- Anthropic afirma que Claude Mythos encontra vulnerabilidades de cyberssegurança em nível superior ao humano e diz que o uso indevido poderia ter consequências graves para economias, segurança pública e nacional.
- Críticos dizem que empresas de IA promovem apocalipse para manter o foco no medo e justificar controles, enquanto reclamam de danos já causados pela indústria.
- Especialistas levantam dúvidas sobre Mythos, apontando ausência de métricas padrão (taxa de falsos positivos) e a falta de comparação com ferramentas já usadas por especialistas em segurança.
- Históricos exemplos mostram que grandes nomes da IA já anunciaram receios para justificar não liberar tecnologias, como ocorreu com o GPT‑2 da OpenAI, embora tenham lançado posteriormente.
- O debate envolve incentivos corporativos: narrativa de fim do mundo pode favorecer o poder das empresas e atrasar regulações, enquanto Mythos busca parcerias para corrigir vulnerabilidades.
O jornal acompanha a polêmica em torno de Claude Mythos, o novo modelo de IA da Anthropic. A empresa afirmou, em blog divulgado no início de abril, que Mythos detecta vulnerabilidades de cibersegurança em nível superior ao de especialistas humanos, com potenciais impactos econômicos, de segurança pública e nacional se a tecnologia for mal utilizada. A empresa também disse estar buscando parcerias para corrigir falhas antes que haja exploração por hackers.

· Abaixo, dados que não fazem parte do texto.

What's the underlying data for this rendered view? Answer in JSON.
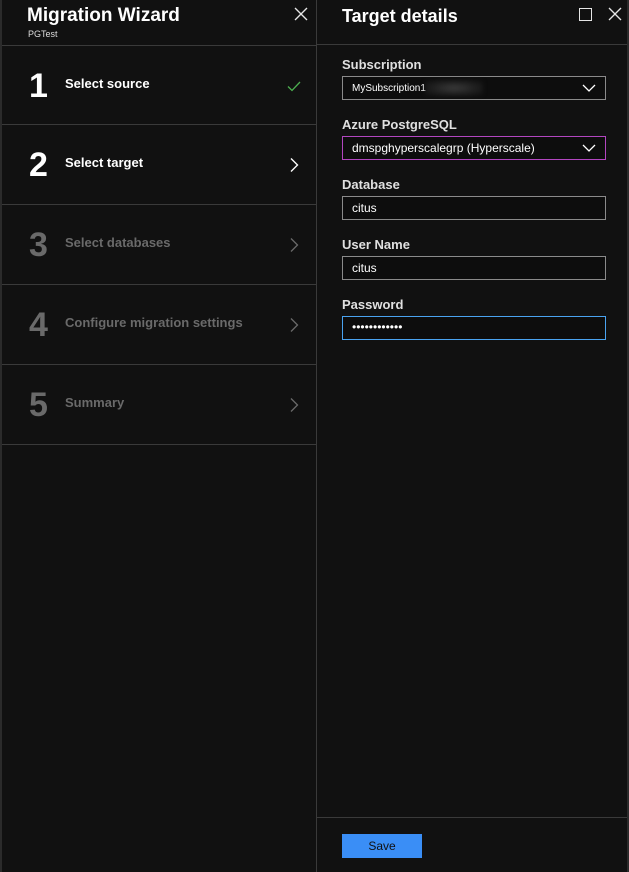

Diversos especialistas questionam as alegações, embora a discussão vá além de Mythos. Analistas do setor apontam que executivos de grandes fornecedores de IA costumam acender o medo público sobre riscos para justificar mudanças regulatórias e disputas de mercado. A narrativa de apocalipse tecnológico é vista por alguns como estratégia de comunicação para manter o foco nas propriedades da tecnologia e nos incentivos das empresas.
Contexto da indústria
A discussão envolve figuras que já estiveram ligadas a iniciativas de IA de alto perfil. Em 2019, quando o OpenAI lançou o GPT-2, houve receio sobre usos maliciosos; meses depois, a empresa tornou o modelo amplamente disponível. Políticas de segurança e declarações públicas sobre responsabilidade acompanharam o processo, sem impedir avanços no uso prático da tecnologia.
A disputa também envolve a percepção pública sobre reguladores, mercado de capitais e governança. Líderes empresariais, inclusive ex-CEOs, assinaram declarações pedindo mitigação de riscos e pausas estratégicas para desenvolvimento de IA avançada. O tema envolve incentivos para avançar, ao mesmo tempo em que se busca credibilidade institucional em segurança.
O que se discute sobre Mythos
A Anthropic afirma que Mythos já identificou milhares de vulnerabilidades de alto risco em ambientes tecnológicos, afirmando ter parcerias com dezenas de organizações para correção de falhas. Críticos contestam métricas como a taxa de falsos positivos e comparam o desempenho com ferramentas consolidadas de análise de código, sem divulgação de dados completos pela empresa.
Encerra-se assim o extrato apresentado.